The hike was basically a two and a half hour dialogue, sometimes with stretches of silence as we climbed, often with remarks concerning the view, yet most often with more general remarks about our wider lives, and where they intersected.
We started up the Carter Ledge Trail at White Ledge Campground (located 5.6 miles south of Conway on Route 16), and wound gradually up through the forest, swiftly leaving civilization behind. The junction with the Middle Sister Trail was a one mile mark, and with unspoken commitment we continued, reaching that open glade on a hemlock knoll where the junction with the Nickerson Ledge Trail is reached in another mile.
At that point you start to see the rise up to Carter Ledge through the trees to the west, and feel that slight boost of "wind horse" energy that comes with knowing that the trail will get steeper soon with interesting vistas along the way, culminating in a bare panoramic ridge top.

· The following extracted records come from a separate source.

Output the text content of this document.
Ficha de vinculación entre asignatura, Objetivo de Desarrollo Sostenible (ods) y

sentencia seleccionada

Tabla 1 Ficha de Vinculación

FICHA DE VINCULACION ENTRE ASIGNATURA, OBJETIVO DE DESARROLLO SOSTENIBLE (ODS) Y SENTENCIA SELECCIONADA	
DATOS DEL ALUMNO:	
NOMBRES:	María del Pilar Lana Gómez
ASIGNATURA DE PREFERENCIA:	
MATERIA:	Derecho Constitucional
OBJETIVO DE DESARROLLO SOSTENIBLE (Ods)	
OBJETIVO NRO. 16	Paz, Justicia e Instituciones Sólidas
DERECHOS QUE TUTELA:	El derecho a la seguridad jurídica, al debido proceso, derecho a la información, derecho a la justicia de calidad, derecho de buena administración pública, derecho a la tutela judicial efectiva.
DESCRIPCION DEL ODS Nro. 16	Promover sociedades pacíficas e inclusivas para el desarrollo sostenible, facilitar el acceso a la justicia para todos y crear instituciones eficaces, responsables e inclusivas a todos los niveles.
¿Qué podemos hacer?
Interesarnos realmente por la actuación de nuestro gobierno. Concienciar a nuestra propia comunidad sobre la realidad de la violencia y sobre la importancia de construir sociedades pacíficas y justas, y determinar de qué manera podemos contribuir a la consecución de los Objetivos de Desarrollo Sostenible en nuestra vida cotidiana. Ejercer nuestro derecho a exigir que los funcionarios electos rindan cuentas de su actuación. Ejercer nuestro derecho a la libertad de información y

After a dip in the trail the steep switchbacks began. And of course, that is where we met a spread-out group of hikers descending.
The first lookout opening on that section is a small slope of rotten granite below a ledge seat. The view of the nearby summit of Mount Chocorua, rising at the end of Chocorua River valley, is a taste of the wide vistas to come.
A few more switchbacks brought us up to the rolling flat ledge of the ridge top, where stunted pitch pines share scattered forest patches with the unique evergreen called the jack pine.
Pinus banksiana, the jack pine, is called an eastern tree. But that just means that its range is east of the Rocky Mountains in Canada from the Northwest Territories to Nova Scotia. Interestingly, in the furthest west of its range, it hybridizes easily with the western tree called the lodgepole pine.
Often the White Mountains are considered at the southern end of its range, however, it is found further south in northwest Indiana.
Its short thick needles are in bunches of two. Its cones open when exposed to the heat of a fire. However, many of the older cones found on the stunted jack pine located on Carter Ledge are open. Two other alternatives might be the cause of this. One is when the heat reflected from the ledge just below the cones reaches above 80 degrees. The other is when the wind chill in the winter reaches minus 51 degrees, effecting the resin.
The twisted cones and gnarly limbs of the jack pine look prehistoric, and compliment the pale granite ledges.
After the steep switchbacks, immediately upon reaching the first level spot on the ridge, we took a left and walked on smooth ledge out a the drop off, then took a right on a tiny path through the trees to a great Carter Ledge lookout.
The eastern escarpment of Mount Chocorua dropped down into the valley of the Chocorua River. Those impressed by the view of Mount Chocorua from NH 16, will be exponentially impressed by the view from Carter Ledge.
Incidentally, the Chocorua River winds south for 15 miles — in and out of Chocorua Lake; through the village of Chocorua; into the woods east of NH 16 to Moore's Pond, where a mill dam burst in a flood around 1913; and finally recrossing under NH 16 just south of West Ossipee and entering the Bearcamp River.
After soaking in the first initial view, we retraced out steps out to the main trail and continued up over rolling granite to the top of Carter Ledge. The summit is located to the right of the trail, just before the trail enters the woods again, on its way to the top of Middle Sister.
The vast view from there looks north towards Mount Washington.
We lingered, until the world down below called. We had more to do that day. Later at our cars, located in the hiker parking lot at the campground, we knew more about each other, filtered through the perfect lens of the mountain.